BPN diminta mengonfirmasi apakah Komisi IV DPRD Pekanbaru telah turun ke lokasi dan mengirimkan surat resmi kepada BPN terkait persoalan tersebut.
Redaksi juga meminta penjelasan mengapa permintaan floating terhadap lahan tersebut disebut belum dilaksanakan, meskipun terdapat surat dari DPRD serta tembusan kepada Kementerian ATR/BPN dan Satgas Mafia Tanah Kejaksaan Agung RI.
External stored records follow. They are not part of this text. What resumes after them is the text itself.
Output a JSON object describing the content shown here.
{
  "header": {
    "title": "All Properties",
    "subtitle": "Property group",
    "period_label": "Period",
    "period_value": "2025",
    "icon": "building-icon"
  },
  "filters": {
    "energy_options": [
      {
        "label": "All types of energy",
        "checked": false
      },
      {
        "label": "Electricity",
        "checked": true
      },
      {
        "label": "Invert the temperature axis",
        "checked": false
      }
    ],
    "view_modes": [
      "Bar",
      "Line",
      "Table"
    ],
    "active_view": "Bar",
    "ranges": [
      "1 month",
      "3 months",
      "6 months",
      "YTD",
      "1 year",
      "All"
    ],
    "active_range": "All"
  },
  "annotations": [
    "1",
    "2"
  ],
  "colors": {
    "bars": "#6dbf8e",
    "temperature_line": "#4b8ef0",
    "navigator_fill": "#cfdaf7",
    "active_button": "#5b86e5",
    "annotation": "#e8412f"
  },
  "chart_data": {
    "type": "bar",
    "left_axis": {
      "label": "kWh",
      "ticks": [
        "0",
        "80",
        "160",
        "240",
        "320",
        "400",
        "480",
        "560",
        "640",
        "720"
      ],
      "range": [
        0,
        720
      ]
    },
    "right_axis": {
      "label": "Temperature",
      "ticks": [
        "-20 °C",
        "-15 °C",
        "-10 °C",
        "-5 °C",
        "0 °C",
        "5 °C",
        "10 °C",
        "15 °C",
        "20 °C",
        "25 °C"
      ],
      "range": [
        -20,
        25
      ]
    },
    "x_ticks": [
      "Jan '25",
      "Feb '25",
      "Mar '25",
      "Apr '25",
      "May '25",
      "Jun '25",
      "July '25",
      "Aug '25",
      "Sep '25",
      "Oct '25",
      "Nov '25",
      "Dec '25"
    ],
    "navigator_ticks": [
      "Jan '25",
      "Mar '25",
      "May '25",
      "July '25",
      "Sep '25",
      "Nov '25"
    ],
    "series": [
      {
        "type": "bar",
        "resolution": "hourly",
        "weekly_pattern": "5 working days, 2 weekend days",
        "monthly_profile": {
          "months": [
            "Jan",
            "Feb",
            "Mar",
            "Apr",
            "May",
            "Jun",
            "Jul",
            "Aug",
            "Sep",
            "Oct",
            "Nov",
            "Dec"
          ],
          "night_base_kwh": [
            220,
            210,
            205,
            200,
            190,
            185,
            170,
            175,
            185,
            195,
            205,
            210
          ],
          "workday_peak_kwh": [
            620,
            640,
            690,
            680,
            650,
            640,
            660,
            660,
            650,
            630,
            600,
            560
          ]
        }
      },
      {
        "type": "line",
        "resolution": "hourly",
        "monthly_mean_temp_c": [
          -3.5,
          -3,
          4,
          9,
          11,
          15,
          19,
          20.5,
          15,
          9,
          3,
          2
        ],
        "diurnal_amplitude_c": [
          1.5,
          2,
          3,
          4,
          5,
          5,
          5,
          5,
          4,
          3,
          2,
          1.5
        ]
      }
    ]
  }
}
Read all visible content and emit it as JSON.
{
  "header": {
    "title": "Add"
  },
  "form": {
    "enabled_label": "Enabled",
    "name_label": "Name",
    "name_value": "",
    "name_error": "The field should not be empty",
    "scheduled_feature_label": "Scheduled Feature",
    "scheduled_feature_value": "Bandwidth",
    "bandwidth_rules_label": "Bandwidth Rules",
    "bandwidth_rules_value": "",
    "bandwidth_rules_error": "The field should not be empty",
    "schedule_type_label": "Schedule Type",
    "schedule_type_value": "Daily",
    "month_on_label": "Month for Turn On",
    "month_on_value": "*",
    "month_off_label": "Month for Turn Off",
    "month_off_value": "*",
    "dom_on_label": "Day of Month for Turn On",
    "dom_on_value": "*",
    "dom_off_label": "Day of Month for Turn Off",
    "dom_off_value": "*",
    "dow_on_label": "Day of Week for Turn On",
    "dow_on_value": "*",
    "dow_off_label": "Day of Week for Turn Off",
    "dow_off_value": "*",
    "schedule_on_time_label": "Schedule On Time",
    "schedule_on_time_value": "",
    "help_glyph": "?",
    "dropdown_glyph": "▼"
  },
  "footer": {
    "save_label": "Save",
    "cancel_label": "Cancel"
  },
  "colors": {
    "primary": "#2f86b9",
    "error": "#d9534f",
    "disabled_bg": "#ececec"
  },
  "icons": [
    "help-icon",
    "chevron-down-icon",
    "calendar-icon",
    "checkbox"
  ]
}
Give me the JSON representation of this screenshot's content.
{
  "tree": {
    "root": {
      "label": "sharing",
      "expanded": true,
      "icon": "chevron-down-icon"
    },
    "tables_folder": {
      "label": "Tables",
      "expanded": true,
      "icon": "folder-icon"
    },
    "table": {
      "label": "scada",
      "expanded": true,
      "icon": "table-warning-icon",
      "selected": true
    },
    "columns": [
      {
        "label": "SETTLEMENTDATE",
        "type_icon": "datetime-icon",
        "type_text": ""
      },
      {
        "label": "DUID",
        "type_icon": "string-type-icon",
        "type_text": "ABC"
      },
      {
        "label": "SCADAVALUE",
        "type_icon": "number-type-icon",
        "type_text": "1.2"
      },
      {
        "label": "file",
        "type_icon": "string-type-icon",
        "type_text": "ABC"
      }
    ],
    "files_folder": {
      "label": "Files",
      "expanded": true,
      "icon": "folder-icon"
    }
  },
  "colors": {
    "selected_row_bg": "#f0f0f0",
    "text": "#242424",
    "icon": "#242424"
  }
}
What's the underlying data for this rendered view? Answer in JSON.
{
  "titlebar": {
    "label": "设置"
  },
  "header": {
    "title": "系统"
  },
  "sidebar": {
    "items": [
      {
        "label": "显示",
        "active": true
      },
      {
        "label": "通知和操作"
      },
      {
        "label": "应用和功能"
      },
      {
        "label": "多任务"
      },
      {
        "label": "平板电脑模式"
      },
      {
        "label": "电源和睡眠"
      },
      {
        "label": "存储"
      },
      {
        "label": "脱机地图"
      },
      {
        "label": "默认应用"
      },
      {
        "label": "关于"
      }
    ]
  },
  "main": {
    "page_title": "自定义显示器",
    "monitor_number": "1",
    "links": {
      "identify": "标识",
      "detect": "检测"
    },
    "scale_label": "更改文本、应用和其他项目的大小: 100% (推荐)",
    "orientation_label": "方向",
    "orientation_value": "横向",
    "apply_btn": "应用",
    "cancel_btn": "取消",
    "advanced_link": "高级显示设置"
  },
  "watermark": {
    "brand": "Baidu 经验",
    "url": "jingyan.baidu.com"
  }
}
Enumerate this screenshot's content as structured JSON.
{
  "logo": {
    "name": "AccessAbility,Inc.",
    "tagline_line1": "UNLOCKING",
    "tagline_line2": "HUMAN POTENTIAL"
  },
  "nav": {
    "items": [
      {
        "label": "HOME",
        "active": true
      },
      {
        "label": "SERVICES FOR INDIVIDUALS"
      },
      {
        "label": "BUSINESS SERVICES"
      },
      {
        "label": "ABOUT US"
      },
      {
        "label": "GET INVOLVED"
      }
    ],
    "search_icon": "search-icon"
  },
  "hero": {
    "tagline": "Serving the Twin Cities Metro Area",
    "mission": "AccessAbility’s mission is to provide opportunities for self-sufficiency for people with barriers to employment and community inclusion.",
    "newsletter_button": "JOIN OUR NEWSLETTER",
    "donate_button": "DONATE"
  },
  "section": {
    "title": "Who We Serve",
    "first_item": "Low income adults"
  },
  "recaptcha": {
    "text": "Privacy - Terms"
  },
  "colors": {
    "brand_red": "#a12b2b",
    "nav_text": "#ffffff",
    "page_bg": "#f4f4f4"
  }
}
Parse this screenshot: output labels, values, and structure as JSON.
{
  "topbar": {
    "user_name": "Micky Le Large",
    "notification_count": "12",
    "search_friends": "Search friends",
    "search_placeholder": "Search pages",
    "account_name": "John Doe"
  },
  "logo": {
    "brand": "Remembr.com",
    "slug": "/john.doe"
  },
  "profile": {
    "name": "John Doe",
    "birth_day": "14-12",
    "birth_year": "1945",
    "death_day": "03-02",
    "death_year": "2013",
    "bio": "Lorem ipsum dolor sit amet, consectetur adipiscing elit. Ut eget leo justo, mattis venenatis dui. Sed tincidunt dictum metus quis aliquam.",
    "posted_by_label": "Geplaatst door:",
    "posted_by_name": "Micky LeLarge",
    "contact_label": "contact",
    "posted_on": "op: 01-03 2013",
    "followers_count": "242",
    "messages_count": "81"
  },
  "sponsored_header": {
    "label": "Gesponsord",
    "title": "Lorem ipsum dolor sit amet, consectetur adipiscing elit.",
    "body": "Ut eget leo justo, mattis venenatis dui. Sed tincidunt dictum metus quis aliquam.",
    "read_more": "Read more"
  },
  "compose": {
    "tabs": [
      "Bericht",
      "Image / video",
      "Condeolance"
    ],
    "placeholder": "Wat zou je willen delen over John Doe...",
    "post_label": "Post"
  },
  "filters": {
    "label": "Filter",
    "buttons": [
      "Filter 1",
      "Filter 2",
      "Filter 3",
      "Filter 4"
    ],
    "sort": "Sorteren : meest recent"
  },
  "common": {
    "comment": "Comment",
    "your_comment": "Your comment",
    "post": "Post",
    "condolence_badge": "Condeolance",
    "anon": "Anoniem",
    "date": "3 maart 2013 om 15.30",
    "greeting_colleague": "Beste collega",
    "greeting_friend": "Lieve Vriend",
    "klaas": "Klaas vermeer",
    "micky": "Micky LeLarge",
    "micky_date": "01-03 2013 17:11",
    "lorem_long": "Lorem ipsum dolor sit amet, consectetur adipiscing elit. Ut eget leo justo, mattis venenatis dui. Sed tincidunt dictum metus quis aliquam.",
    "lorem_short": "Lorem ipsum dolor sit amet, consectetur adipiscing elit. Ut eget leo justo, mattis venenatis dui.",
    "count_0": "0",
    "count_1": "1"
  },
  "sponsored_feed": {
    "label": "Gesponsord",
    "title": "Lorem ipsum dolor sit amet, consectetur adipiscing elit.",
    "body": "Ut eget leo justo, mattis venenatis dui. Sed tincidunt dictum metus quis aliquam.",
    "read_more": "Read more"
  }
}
BPN turut dimintai klarifikasi mengenai dugaan tumpang tindih sertifikat di atas lahan tersebut, termasuk jumlah SHM yang terbit dan pihak yang tercatat sebagai pemegang hak.
Pertanyaan lainnya menyangkut pernyataan anggota DPRD mengenai dugaan adanya permainan oknum dan praktik mafia tanah. BPN diminta menyampaikan tanggapan resmi atas pernyataan tersebut.
Redaksi juga menanyakan langkah evaluasi internal BPN Pekanbaru pasca-OTT KPK yang berkaitan dengan perkara pertanahan di Kabupaten Bogor, khususnya dalam memastikan pelayanan pertanahan bebas dari pungutan liar dan praktik penyimpangan.
BPN kemudian ditanya mengenai kesiapan institusi apabila aparat penegak hukum, termasuk KPK, melakukan penyelidikan atau penggeledahan terkait pelayanan pertanahan di Pekanbaru.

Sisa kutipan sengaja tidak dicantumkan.